Son zamanlarda medeniyet tarihimize dair verdiği eserlerle dikkat çeken Mürsel Gündoğdu’dan yeni bir eser daha: ‘‘İmam-ı Azam Ebu Hanife” romanı. İmam-ı Azam ehl-i rey ekolünün kurucusu. Talebelerine bugünkü anlamda burs verip kendi görüşlerine karşı görüş geliştirmelerini isteyen bir ekolün kurucusu. İlim ve ilim adamının tavır, duruş ve yaşayışını bizzat hayatında örneklendirerek bize büyük bir miras bırakan alim. Büyük imamı tanımaya ve anlamaya her zamankinden daha çok ihtiyacımız olan bir zamandayız. Mürsel Gündoğdu hoca böyle ulvi bir gayeye hizmet edecek bir eser ortaya koymuş. Kitap Ötüken Neşriyat’ta çıktı. Büyük İslam fıkıhçısı ve hukukçusu İmam-ı Azam Ebu Hanife’nin hayatını roman tarzında işleyen eserden bir bölümü ilginize sunuyoruz:
”İmam-ı Azam Ebu Hanife İslam’ın evrensel ilkelerinin izini sürerek temel değerlerimize vurgu yapmış, öncü fikirleriyle hem yaşadığı asrın hem de gelecek yüzyılların yüreğini mayalamayı başarmış insanlık tarihinin en büyük bilginlerinden birisidir.
O, Kur’an’dan Sünnete, sahabe asrından tabiun dönemine intikal eden ilmi birikimi yorumlayıp sistemleştiren İslam Hukuku’nun kurucu alimidir.
Bir yandan sahabe devrinde cereyan eden elim hadiseler neticesinde ortaya çıkan siyasi çatışmaların Müslümanları bölüp parçaladığı diğer yandan farklı medeniyetlere beşiklik etmiş diyarların İslam topraklarına katılması neticesinde meydana gelen fikri ayrışmaların belirginleştiği bir dönemde kurduğu fıkıh akademisi yoluyla meseleleri çözüme kavuşturacak usuller geliştirmiş, yetiştirdiği seçkin talebeler vasıtasıyla fikirleri Irak, Mısır ve Türkistan’da yayılmakla kalmayıp Büyük Selçuklu ve Osmanlı’nın içinde bulundukları çağa güçlü bir şekilde yürüyüşlerine de temel oluşturmuştur.
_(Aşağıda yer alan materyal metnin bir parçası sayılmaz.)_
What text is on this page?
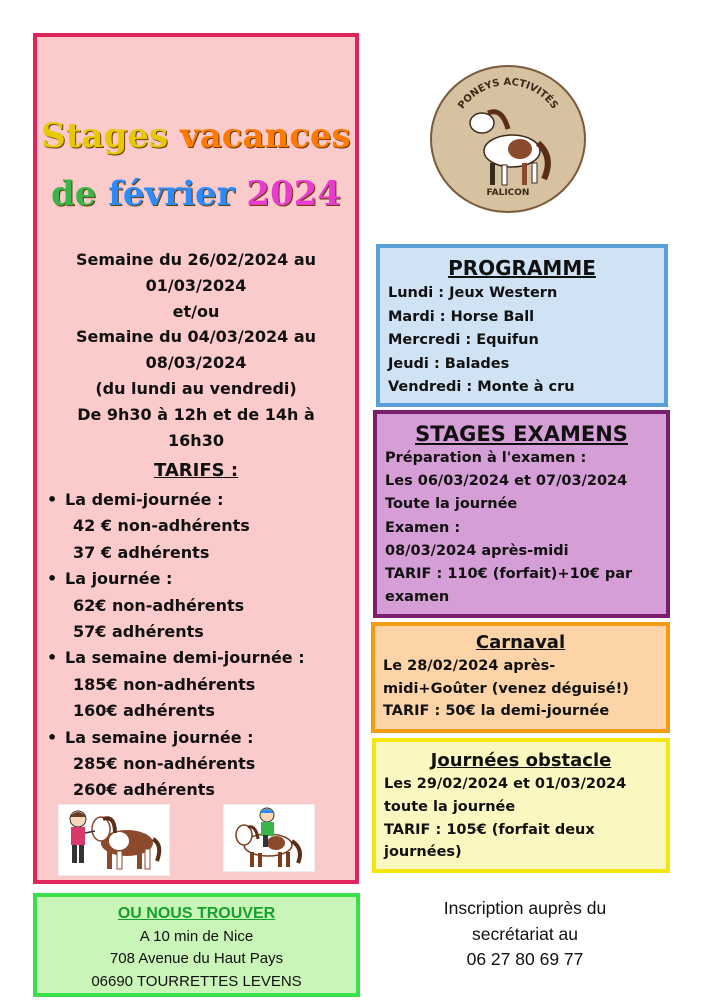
Stages vacances
de février 2024
Semaine du 26/02/2024 au
01/03/2024
et/ou
Semaine du 04/03/2024 au
08/03/2024
(du lundi au vendredi)
De 9h30 à 12h et de 14h à
16h30
TARIFS :
• La demi-journée :
42 € non-adhérents
37 € adhérents
• La journée :
62€ non-adhérents
57€ adhérents
• La semaine demi-journée :
185€ non-adhérents
160€ adhérents
• La semaine journée :
285€ non-adhérents
260€ adhérents
PONEYS ACTIVITÉS
FALICON
PROGRAMME
Lundi : Jeux Western
Mardi : Horse Ball
Mercredi : Equifun
Jeudi : Balades
Vendredi : Monte à cru
STAGES EXAMENS
Préparation à l'examen :
Les 06/03/2024 et 07/03/2024
Toute la journée
Examen :
08/03/2024 après-midi
TARIF : 110€ (forfait)+10€ par
examen
Carnaval
Le 28/02/2024 après-
midi+Goûter (venez déguisé!)
TARIF : 50€ la demi-journée
Journées obstacle
Les 29/02/2024 et 01/03/2024
toute la journée
TARIF : 105€ (forfait deux
journées)
OU NOUS TROUVER
A 10 min de Nice
708 Avenue du Haut Pays
06690 TOURRETTES LEVENS
Inscription auprès du
secrétariat au
06 27 80 69 77
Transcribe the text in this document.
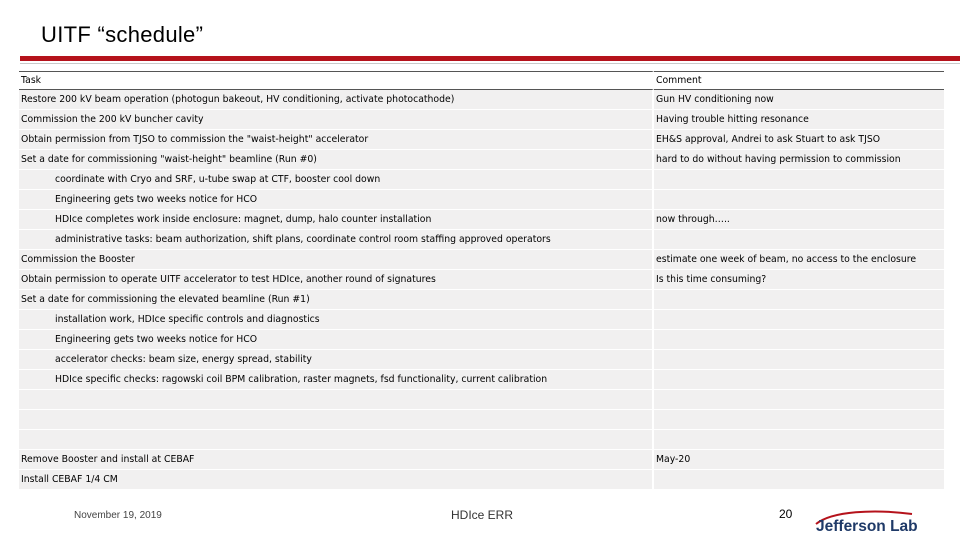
UITF “schedule”
Task	Comment
Restore 200 kV beam operation (photogun bakeout, HV conditioning, activate photocathode)	Gun HV conditioning now
Commission the 200 kV buncher cavity	Having trouble hitting resonance
Obtain permission from TJSO to commission the "waist-height" accelerator	EH&S approval, Andrei to ask Stuart to ask TJSO
Set a date for commissioning "waist-height" beamline (Run #0)	hard to do without having permission to commission
coordinate with Cryo and SRF, u-tube swap at CTF, booster cool down	
Engineering gets two weeks notice for HCO	
HDIce completes work inside enclosure: magnet, dump, halo counter installation	now through…..
administrative tasks: beam authorization, shift plans, coordinate control room staffing approved operators	
Commission the Booster	estimate one week of beam, no access to the enclosure
Obtain permission to operate UITF accelerator to test HDIce, another round of signatures	Is this time consuming?
Set a date for commissioning the elevated beamline (Run #1)	
installation work, HDIce specific controls and diagnostics	
Engineering gets two weeks notice for HCO	
accelerator checks: beam size, energy spread, stability	
HDIce specific checks: ragowski coil BPM calibration, raster magnets, fsd functionality, current calibration	

Remove Booster and install at CEBAF	May-20
Install CEBAF 1/4 CM	
November 19, 2019	HDIce ERR	20
Jefferson Lab
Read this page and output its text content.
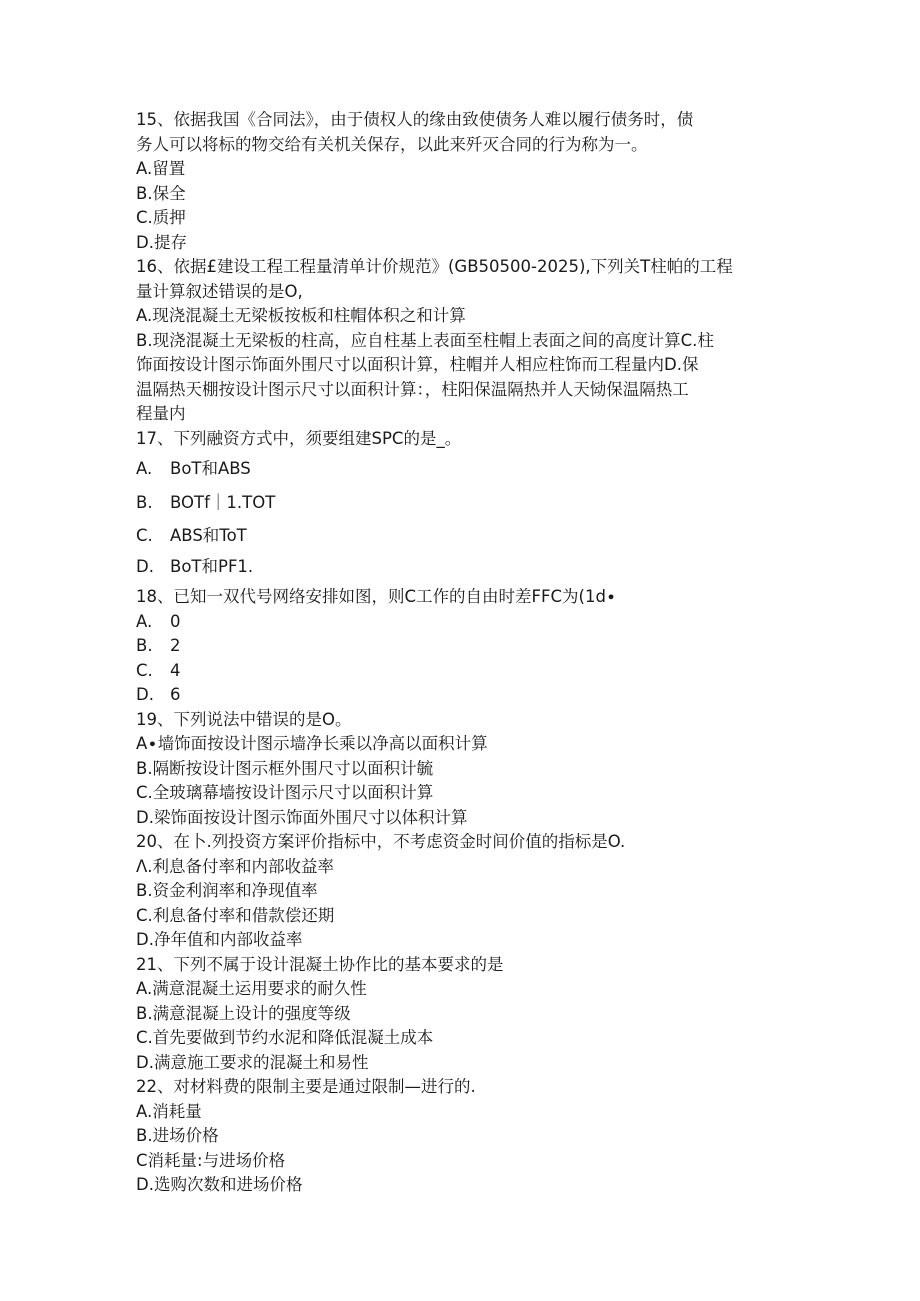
15、依据我国《合同法》，由于债权人的缘由致使债务人难以履行债务时，债
务人可以将标的物交给有关机关保存，以此来歼灭合同的行为称为一。
A.留置
B.保全
C.质押
D.提存
16、依据£建设工程工程量清单计价规范》(GB50500-2025),下列关T柱帕的工程
量计算叙述错误的是O,
A.现浇混凝土无梁板按板和柱帽体积之和计算
B.现浇混凝土无梁板的柱高，应自柱基上表面至柱帽上表面之间的高度计算C.柱
饰面按设计图示饰面外围尺寸以面积计算，柱帽并人相应柱饰而工程量内D.保
温隔热天棚按设计图示尺寸以面积计算：，柱阳保温隔热并人天恸保温隔热工
程量内
17、下列融资方式中，须要组建SPC的是_。
A. BoT和ABS
B. BOTf｜1.TOT
C. ABS和ToT
D. BoT和PF1.
18、已知一双代号网络安排如图，则C工作的自由时差FFC为(1d∙
A. 0
B. 2
C. 4
D. 6
19、下列说法中错误的是O。
A∙墙饰面按设计图示墙净长乘以净高以面积计算
B.隔断按设计图示框外围尺寸以面积计毓
C.全玻璃幕墙按设计图示尺寸以面积计算
D.梁饰面按设计图示饰面外围尺寸以体积计算
20、在卜.列投资方案评价指标中，不考虑资金时间价值的指标是O.
Λ.利息备付率和内部收益率
B.资金利润率和净现值率
C.利息备付率和借款偿还期
D.净年值和内部收益率
21、下列不属于设计混凝土协作比的基本要求的是
A.满意混凝土运用要求的耐久性
B.满意混凝上设计的强度等级
C.首先要做到节约水泥和降低混凝土成本
D.满意施工要求的混凝土和易性
22、对材料费的限制主要是通过限制—进行的.
A.消耗量
B.进场价格
C消耗量:与进场价格
D.选购次数和进场价格
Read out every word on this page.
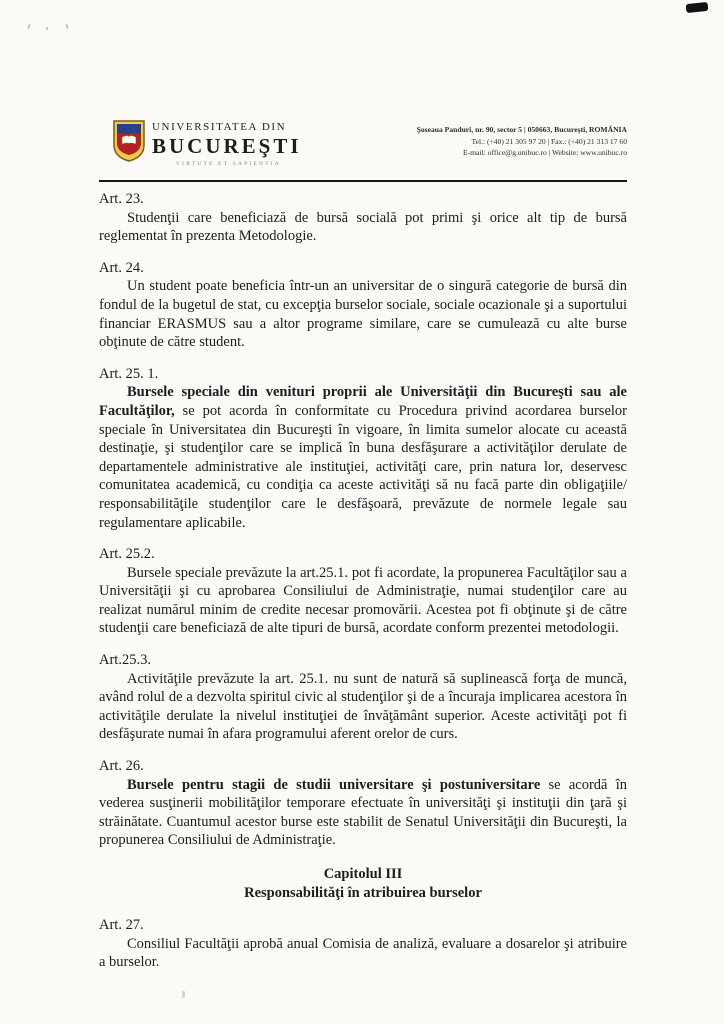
UNIVERSITATEA DIN
BUCUREŞTI
VIRTUTE ET SAPIENTIA
Şoseaua Panduri, nr. 90, sector 5 | 050663, Bucureşti, ROMÂNIA
Tel.: (+40) 21 305 97 20 | Fax.: (+40) 21 313 17 60
E-mail: office@g.unibuc.ro | Website: www.unibuc.ro
Art. 23.

Studenţii care beneficiază de bursă socială pot primi şi orice alt tip de bursă reglementat în prezenta Metodologie.

Art. 24.

Un student poate beneficia într-un an universitar de o singură categorie de bursă din fondul de la bugetul de stat, cu excepţia burselor sociale, sociale ocazionale şi a suportului financiar ERASMUS sau a altor programe similare, care se cumulează cu alte burse obţinute de către student.

Art. 25. 1.

Bursele speciale din venituri proprii ale Universităţii din Bucureşti sau ale Facultăţilor, se pot acorda în conformitate cu Procedura privind acordarea burselor speciale în Universitatea din Bucureşti în vigoare, în limita sumelor alocate cu această destinaţie, şi studenţilor care se implică în buna desfăşurare a activităţilor derulate de departamentele administrative ale instituţiei, activităţi care, prin natura lor, deservesc comunitatea academică, cu condiţia ca aceste activităţi să nu facă parte din obligaţiile/ responsabilităţile studenţilor care le desfăşoară, prevăzute de normele legale sau regulamentare aplicabile.

Art. 25.2.

Bursele speciale prevăzute la art.25.1. pot fi acordate, la propunerea Facultăţilor sau a Universităţii şi cu aprobarea Consiliului de Administraţie, numai studenţilor care au realizat numărul minim de credite necesar promovării. Acestea pot fi obţinute şi de către studenţii care beneficiază de alte tipuri de bursă, acordate conform prezentei metodologii.

Art.25.3.

Activităţile prevăzute la art. 25.1. nu sunt de natură să suplinească forţa de muncă, având rolul de a dezvolta spiritul civic al studenţilor şi de a încuraja implicarea acestora în activităţile derulate la nivelul instituţiei de învăţământ superior. Aceste activităţi pot fi desfăşurate numai în afara programului aferent orelor de curs.

Art. 26.

Bursele pentru stagii de studii universitare şi postuniversitare se acordă în vederea susţinerii mobilităţilor temporare efectuate în universităţi şi instituţii din ţară şi străinătate. Cuantumul acestor burse este stabilit de Senatul Universităţii din Bucureşti, la propunerea Consiliului de Administraţie.

Capitolul III
Responsabilităţi în atribuirea burselor
Art. 27.

Consiliul Facultăţii aprobă anual Comisia de analiză, evaluare a dosarelor şi atribuire a burselor.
Bu yüzyılın Türk asrı olmasının taşıyıcı sütunları da kuşkusuz onun tefekkür tezgahında şekillenecektir.
Bugün Müslüman toplumlara yönelik meydan okumalar neticesinde maruz kalınan savrulmalara karşı güçlü bir medeniyet inşası gerçekleşecekse bunun zemini; imana, akla, insan hak ve hürriyetine, inançta eşitliğe, hoşgörüye, adalete, hikmete ve sosyal değişimin ruhunu anlamaya dayalı İslam’ın evrensel ilkelerini bayraklaştıran Ebu Hanife’nin Re’y merkezli yaklaşımı olacaktır.
Bu romanda yaşadığı çağın ruhunu okuyan bir alimin imanla aklın ışığını maharetle harmanlayarak ortaya çıkan yeni meseleleri çözüme kavuşturmasına, her şartta ilmin onurunu korumasına, canı pahasına zulme direnerek adaleti ayakta tutma çabalarına ve bütün bunlar için ödediği ağır bedellere tanıklık edecek, hakikati haykıran özgür ruhlu bir bilgenin çilelerle şekillenmiş gönül coğrafyasına misafir olacaksınız.”